I had no idea where those words of mine came from, but I believed them...Many years later, I was reading a newspaper when I noticed an article about Heidi...All grown up, Heidi was a promising pianist....I wasted no time looking up her mother, who proudly told me how she had struggled to raise her daughter.  Then all of a sudden, Heidi developed a gift for music.  It just blossomed, like a flower, and her mother credited my encouraging words. 

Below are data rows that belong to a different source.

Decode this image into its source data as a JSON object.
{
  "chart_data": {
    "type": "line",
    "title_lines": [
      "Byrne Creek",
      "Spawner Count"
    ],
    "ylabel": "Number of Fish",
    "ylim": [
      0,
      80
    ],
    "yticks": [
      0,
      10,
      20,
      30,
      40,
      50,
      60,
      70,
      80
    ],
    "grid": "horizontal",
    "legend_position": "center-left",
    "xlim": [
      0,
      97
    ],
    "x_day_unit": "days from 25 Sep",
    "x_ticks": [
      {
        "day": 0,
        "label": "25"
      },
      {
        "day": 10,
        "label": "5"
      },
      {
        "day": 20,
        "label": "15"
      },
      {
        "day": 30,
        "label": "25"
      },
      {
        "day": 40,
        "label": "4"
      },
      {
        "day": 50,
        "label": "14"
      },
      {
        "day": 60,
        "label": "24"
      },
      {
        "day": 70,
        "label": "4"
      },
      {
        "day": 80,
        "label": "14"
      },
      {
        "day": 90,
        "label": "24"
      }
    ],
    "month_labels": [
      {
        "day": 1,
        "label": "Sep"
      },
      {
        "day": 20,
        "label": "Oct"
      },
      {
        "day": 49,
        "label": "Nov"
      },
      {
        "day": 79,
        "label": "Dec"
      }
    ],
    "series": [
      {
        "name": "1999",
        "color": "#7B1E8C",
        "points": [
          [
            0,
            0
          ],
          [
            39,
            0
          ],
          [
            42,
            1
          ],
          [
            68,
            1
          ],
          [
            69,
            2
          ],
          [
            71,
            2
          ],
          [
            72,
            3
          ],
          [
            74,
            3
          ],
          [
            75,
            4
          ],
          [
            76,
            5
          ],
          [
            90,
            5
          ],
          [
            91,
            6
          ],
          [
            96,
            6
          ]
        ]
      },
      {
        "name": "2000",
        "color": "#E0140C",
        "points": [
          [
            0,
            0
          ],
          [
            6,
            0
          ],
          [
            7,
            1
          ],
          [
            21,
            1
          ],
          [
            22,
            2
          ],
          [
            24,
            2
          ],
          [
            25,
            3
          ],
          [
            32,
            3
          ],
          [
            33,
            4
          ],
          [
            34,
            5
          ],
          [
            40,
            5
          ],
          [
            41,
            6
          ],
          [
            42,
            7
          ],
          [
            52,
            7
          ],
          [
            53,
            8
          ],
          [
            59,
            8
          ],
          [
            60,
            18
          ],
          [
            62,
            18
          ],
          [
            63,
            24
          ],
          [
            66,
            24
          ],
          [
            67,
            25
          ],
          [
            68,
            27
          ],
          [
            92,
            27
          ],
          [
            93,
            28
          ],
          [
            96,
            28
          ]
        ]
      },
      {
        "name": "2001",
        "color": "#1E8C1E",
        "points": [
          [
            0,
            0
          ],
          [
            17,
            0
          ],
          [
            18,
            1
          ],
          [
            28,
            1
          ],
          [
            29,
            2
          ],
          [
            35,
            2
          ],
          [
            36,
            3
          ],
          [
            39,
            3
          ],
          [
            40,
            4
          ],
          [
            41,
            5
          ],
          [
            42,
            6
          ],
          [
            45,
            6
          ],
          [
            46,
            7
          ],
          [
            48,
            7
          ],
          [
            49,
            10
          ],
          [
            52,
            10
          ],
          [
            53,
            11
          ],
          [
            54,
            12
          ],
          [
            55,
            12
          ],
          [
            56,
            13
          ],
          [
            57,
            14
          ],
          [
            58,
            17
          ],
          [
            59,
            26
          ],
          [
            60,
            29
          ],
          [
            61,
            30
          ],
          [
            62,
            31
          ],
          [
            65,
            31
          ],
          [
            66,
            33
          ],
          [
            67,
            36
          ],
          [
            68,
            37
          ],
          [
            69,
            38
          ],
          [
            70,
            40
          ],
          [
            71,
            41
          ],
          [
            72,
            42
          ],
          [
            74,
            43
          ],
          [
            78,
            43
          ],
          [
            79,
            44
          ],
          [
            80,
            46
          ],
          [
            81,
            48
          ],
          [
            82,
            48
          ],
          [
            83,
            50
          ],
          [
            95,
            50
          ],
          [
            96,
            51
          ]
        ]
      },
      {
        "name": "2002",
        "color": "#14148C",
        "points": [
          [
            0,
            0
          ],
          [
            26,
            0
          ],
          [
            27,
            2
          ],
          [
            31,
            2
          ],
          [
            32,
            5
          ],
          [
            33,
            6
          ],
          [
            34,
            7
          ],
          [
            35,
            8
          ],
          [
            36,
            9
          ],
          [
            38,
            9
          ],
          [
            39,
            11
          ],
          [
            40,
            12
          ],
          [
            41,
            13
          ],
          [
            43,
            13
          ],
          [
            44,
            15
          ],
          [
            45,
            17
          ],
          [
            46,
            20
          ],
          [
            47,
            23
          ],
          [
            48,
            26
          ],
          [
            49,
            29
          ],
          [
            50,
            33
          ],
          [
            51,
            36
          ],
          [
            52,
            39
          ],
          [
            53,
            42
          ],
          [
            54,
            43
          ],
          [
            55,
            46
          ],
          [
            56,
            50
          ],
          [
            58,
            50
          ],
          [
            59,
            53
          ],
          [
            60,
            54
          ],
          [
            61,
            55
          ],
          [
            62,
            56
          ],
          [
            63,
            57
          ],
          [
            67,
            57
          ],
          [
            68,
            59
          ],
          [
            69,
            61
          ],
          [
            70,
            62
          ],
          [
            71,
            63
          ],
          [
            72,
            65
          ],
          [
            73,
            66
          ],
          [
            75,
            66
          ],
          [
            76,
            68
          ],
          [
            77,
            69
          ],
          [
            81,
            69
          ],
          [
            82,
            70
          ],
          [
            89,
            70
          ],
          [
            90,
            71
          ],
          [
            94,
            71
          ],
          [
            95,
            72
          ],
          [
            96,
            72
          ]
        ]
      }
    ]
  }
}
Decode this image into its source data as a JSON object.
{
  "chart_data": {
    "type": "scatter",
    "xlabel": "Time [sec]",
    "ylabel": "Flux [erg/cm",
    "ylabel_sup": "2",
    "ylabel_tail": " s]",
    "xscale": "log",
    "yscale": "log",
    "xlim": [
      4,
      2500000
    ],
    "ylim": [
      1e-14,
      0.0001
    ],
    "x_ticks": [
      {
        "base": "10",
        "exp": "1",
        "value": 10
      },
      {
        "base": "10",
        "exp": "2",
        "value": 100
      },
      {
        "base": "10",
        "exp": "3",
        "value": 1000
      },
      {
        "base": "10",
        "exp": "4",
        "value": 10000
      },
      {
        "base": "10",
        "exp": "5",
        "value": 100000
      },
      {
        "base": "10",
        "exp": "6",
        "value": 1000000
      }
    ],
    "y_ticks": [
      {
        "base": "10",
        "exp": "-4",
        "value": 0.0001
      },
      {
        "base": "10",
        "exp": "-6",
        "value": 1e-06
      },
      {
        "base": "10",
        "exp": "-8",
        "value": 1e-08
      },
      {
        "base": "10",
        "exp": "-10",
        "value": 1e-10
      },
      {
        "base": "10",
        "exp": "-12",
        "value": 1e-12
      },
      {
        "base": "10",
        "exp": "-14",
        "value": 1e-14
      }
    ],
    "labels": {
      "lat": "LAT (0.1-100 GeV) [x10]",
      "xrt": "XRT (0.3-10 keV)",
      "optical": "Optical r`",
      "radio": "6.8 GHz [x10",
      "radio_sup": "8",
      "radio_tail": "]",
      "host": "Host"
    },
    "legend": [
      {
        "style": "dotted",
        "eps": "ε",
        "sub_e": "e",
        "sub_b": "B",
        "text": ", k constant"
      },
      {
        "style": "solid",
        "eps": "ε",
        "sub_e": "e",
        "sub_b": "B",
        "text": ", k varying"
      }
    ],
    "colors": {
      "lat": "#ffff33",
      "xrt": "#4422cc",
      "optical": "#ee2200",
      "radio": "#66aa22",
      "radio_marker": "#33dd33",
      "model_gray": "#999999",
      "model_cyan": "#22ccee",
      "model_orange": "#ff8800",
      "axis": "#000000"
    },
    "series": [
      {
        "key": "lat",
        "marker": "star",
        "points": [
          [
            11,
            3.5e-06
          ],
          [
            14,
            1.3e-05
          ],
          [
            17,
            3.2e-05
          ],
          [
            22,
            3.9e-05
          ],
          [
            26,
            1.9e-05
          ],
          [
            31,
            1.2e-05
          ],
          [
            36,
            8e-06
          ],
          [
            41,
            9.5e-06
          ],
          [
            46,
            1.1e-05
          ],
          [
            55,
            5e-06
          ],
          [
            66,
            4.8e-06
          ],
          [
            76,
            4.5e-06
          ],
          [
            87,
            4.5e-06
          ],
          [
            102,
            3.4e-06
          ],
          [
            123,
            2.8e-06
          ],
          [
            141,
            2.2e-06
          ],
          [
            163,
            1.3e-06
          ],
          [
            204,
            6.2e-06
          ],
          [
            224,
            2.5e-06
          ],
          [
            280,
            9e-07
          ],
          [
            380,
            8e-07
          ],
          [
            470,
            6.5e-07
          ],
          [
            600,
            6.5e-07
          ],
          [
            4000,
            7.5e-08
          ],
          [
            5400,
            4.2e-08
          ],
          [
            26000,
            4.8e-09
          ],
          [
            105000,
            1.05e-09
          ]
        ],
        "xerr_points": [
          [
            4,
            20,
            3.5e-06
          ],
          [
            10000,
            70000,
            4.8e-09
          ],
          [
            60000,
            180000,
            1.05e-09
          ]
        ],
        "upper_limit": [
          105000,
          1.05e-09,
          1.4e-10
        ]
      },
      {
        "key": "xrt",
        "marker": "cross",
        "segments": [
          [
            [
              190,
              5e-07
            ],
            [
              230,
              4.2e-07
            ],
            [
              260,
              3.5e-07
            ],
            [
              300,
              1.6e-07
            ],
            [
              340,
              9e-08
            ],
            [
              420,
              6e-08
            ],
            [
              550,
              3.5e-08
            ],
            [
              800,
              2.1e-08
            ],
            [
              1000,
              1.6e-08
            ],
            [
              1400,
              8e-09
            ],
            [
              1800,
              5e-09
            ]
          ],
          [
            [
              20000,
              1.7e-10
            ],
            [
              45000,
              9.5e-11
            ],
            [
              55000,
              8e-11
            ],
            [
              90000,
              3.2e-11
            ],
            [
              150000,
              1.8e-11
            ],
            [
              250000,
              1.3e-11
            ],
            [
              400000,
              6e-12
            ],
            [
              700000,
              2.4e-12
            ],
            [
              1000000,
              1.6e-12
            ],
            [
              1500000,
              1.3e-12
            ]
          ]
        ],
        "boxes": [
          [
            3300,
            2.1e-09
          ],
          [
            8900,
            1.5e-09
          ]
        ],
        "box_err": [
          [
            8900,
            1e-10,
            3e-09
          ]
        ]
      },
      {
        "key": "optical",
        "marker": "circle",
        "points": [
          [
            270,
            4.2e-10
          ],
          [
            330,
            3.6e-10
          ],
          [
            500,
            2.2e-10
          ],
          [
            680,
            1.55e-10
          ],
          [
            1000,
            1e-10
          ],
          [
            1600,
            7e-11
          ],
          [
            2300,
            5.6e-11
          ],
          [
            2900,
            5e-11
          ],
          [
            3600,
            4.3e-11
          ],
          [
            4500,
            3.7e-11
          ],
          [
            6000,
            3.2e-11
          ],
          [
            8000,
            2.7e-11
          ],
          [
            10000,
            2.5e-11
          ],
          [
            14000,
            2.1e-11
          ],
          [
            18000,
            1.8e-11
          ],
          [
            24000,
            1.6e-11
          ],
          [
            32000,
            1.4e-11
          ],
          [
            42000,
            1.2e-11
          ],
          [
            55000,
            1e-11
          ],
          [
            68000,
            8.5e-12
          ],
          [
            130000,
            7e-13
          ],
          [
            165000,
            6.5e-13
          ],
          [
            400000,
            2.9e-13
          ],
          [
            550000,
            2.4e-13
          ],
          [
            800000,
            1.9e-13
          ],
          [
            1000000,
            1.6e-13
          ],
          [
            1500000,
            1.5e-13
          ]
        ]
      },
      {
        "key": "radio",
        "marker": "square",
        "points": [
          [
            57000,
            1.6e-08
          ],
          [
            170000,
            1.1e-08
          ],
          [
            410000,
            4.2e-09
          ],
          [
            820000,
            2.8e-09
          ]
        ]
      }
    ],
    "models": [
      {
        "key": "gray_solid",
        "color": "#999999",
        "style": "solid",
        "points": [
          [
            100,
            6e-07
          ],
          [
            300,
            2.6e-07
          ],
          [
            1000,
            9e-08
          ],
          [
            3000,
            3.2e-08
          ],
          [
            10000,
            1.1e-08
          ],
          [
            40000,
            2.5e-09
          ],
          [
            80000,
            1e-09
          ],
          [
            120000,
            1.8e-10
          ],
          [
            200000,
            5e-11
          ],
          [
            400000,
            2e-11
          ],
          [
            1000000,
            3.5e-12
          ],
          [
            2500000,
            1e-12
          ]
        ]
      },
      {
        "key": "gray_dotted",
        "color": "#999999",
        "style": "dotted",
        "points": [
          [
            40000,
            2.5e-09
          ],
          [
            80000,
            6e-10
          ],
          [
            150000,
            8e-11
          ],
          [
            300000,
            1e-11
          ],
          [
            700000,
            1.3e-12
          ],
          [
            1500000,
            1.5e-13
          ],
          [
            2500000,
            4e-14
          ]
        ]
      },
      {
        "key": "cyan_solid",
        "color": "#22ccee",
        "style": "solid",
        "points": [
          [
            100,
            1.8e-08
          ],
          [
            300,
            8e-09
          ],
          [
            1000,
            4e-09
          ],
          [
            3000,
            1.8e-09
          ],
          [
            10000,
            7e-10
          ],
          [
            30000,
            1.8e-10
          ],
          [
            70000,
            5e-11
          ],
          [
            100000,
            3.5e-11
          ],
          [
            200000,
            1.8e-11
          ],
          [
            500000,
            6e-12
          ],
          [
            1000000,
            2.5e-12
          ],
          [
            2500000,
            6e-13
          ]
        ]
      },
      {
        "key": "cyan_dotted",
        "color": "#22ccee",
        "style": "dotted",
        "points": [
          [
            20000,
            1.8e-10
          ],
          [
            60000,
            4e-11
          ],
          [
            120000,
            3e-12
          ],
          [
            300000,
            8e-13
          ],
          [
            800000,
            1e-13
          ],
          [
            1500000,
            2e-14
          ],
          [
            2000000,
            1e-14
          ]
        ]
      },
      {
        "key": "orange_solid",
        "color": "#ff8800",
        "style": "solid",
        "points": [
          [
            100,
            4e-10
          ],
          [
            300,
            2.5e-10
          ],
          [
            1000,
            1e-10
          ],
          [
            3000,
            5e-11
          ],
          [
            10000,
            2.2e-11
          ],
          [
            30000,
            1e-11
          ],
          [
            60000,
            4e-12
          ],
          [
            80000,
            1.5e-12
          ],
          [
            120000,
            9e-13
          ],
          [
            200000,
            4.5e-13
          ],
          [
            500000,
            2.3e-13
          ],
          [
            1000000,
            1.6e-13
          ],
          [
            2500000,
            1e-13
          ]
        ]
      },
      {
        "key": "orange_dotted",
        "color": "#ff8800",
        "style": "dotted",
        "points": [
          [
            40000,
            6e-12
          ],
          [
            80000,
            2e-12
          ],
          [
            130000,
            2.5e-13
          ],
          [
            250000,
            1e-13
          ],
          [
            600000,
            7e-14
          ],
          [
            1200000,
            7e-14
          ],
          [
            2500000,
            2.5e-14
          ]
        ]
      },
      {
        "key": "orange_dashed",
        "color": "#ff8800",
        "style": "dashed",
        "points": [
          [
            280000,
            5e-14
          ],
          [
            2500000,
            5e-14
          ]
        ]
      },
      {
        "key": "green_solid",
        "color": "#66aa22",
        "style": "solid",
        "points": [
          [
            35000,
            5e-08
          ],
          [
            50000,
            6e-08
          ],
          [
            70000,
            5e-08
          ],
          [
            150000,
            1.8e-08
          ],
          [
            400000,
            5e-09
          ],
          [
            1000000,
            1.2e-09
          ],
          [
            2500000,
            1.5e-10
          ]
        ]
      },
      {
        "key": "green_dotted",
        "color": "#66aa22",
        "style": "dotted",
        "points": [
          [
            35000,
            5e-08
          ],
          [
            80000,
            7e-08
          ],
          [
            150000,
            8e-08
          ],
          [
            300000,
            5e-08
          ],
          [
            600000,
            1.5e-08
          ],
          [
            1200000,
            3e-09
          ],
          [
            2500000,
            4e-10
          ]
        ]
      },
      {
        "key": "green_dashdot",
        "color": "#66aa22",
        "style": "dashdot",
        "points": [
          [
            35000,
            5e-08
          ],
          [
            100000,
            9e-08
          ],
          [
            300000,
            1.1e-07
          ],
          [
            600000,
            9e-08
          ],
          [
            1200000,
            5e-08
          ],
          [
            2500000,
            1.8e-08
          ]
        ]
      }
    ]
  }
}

'It would have been so easy to reject her,' she said. 'That's what the other people told me to do.'" 

I know the topic of divinity is sensitive for a lot of people, and it's hard to do justice to spiritual discussions on the internet (or in any kind of writing, for that matter), but I love the confidence Kubler-Ross showed when a panicked mother consulted her, and also the extreme, daring compassion she offered as a medical professional.  I also happen to agree with this philosophy of child-rearing.  We don't all need to be good at everything.  We really only need to be good at one or two things.  We can help each other out with the other things.  That's how community works.  I'm not saying I practice this perfectly, but the older I get, the more I prefer to watch wildness unfold. 




Speaking of wildness, RIP Jim Harrison, the man whose prose knew no end of meat, drinking, and poetic, comic truth-telling.  Who will write about prostitutes and bird-hunting on the same pages now?  It won't be me, but Harrison's stunning 1988 Dalva may have changed my life.  I may forever remember discovering his novellas and reading about dog-training and wood-splitting and achy tangled relationships, as I sat against a window in bed, chilled beneath the hooded sweatshirt I had borrowed from my new boyfriend, Tim. 

This not-so-recent but well-written story from Outside magazine is a great primer on Harrison for those who desire one.  At the end of it, Harrison says something that feels so true about being an artist-wilderness-type, and that is he gave up all kinds of opportunities to keep going "outside."  He needed to be able to wander and roam, something that takes time and patience and for him could not be comfortably fit into an academic environment. 




Every time I try to lure Samantha to the car for an errand lately, I am coaxed up our hill and around the neighborhood by her.  Sometimes she sits on strangers' stoops.  Other times we sneak up on rabbits.  Often she picks up sticks and rocks and leaves, not to collect them but simply to handle them.  Yesterday, she identified a robin on her own with glee, and today she stood in front of one and offered it a guileless, "Hi."  I also had to beg her not to sit in thawing, muddy ivy, and I don't think a single plane has passed overhead without her hearing it long before it appears.  This girl is awake and aware and wants to range.  I can't believe I'm surprised.